Zum Hauptinhalt springen

Ein schäbiger Plan

Von Reinhard Göweil

Leitartikel
Chefredakteur Reinhard Göweil.

Hinweis: Der Inhalt dieser Seite wurde vor 9 Jahren in der Wiener Zeitung veröffentlicht. Hier geht's zu unseren neuen Inhalten.

Es gibt zwar nach den vielen Toten im Mittelmeer noch keine EU-Strategie, wohin mit den Flüchtlingen. Dafür will sich die Europäische Union aber von den Vereinten Nationen grünes Licht für eine Militäraktion gegen Schlepper geben lassen. Der Widerstand Russlands macht eine rasche Einigung im UN-Sicherheitsrat eher unwahrscheinlich, doch insgesamt ist die Reihenfolge des Plans schäbig.

Denn er missachtet nicht nur Menschenrechte, sondern auch unangenehme politische Wahrheiten. Vor allem aus Libyen starten viele Schlepperbanden ihre morschen Boote Richtung Europa. Im als Staat zerstörten Libyen gibt es keine Ordnung mehr, das perfekte Umfeld also für Gaunerbanden jeglicher Provenienz.

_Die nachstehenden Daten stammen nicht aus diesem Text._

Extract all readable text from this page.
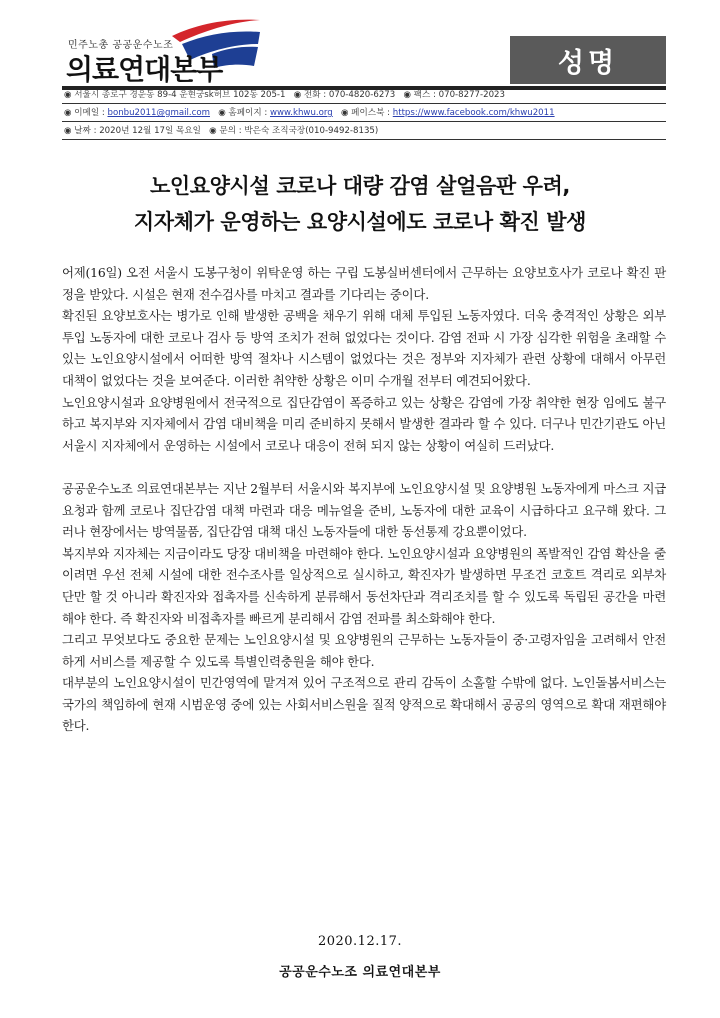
민주노총 공공운수노조
의료연대본부	성명
◉ 서울시 종로구 경운동 89-4 운현궁sk허브 102동 205-1 ◉ 전화 : 070-4820-6273 ◉ 팩스 : 070-8277-2023
◉ 이메일 : bonbu2011@gmail.com ◉ 홈페이지 : www.khwu.org ◉ 페이스북 : https://www.facebook.com/khwu2011
◉ 날짜 : 2020년 12월 17일 목요일 ◉ 문의 : 박은숙 조직국장(010-9492-8135)
노인요양시설 코로나 대량 감염 살얼음판 우려,
지자체가 운영하는 요양시설에도 코로나 확진 발생

어제(16일) 오전 서울시 도봉구청이 위탁운영 하는 구립 도봉실버센터에서 근무하는 요양보호사가 코로나 확진 판정을 받았다. 시설은 현재 전수검사를 마치고 결과를 기다리는 중이다.

확진된 요양보호사는 병가로 인해 발생한 공백을 채우기 위해 대체 투입된 노동자였다. 더욱 충격적인 상황은 외부 투입 노동자에 대한 코로나 검사 등 방역 조치가 전혀 없었다는 것이다. 감염 전파 시 가장 심각한 위험을 초래할 수 있는 노인요양시설에서 어떠한 방역 절차나 시스템이 없었다는 것은 정부와 지자체가 관련 상황에 대해서 아무런 대책이 없었다는 것을 보여준다. 이러한 취약한 상황은 이미 수개월 전부터 예견되어왔다.

노인요양시설과 요양병원에서 전국적으로 집단감염이 폭증하고 있는 상황은 감염에 가장 취약한 현장 임에도 불구하고 복지부와 지자체에서 감염 대비책을 미리 준비하지 못해서 발생한 결과라 할 수 있다. 더구나 민간기관도 아닌 서울시 지자체에서 운영하는 시설에서 코로나 대응이 전혀 되지 않는 상황이 여실히 드러났다.

공공운수노조 의료연대본부는 지난 2월부터 서울시와 복지부에 노인요양시설 및 요양병원 노동자에게 마스크 지급 요청과 함께 코로나 집단감염 대책 마련과 대응 메뉴얼을 준비, 노동자에 대한 교육이 시급하다고 요구해 왔다. 그러나 현장에서는 방역물품, 집단감염 대책 대신 노동자들에 대한 동선통제 강요뿐이었다.

복지부와 지자체는 지금이라도 당장 대비책을 마련해야 한다. 노인요양시설과 요양병원의 폭발적인 감염 확산을 줄이려면 우선 전체 시설에 대한 전수조사를 일상적으로 실시하고, 확진자가 발생하면 무조건 코호트 격리로 외부차단만 할 것 아니라 확진자와 접촉자를 신속하게 분류해서 동선차단과 격리조치를 할 수 있도록 독립된 공간을 마련해야 한다. 즉 확진자와 비접촉자를 빠르게 분리해서 감염 전파를 최소화해야 한다.

그리고 무엇보다도 중요한 문제는 노인요양시설 및 요양병원의 근무하는 노동자들이 중·고령자임을 고려해서 안전하게 서비스를 제공할 수 있도록 특별인력충원을 해야 한다.

대부분의 노인요양시설이 민간영역에 맡겨져 있어 구조적으로 관리 감독이 소홀할 수밖에 없다. 노인돌봄서비스는 국가의 책임하에 현재 시범운영 중에 있는 사회서비스원을 질적 양적으로 확대해서 공공의 영역으로 확대 재편해야 한다.

2020.12.17.
공공운수노조 의료연대본부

Am gegenwärtigen Zustand Libyens trägt Frankreich allerdings ein gerüttelt Maß an Verantwortung. Präsident Nicolas Sarkozy begann seinerzeit mit der Bombardierung, um Muammar al-Gaddafi auszuschalten. Das gelang, allerdings gab es nie dieselbe Unterstützung für den Aufbau einer neuen zivilen Ordnung - mit dem Effekt, dass heute alle möglichen Terrorgruppen in Afrika auf Waffenbestände früherer Garden zurückgreifen und immer neue Flüchtlingsströme auslösen. Auch in Syrien hat sich die EU-Außenpolitik nicht gerade mit Ruhm bekleckert.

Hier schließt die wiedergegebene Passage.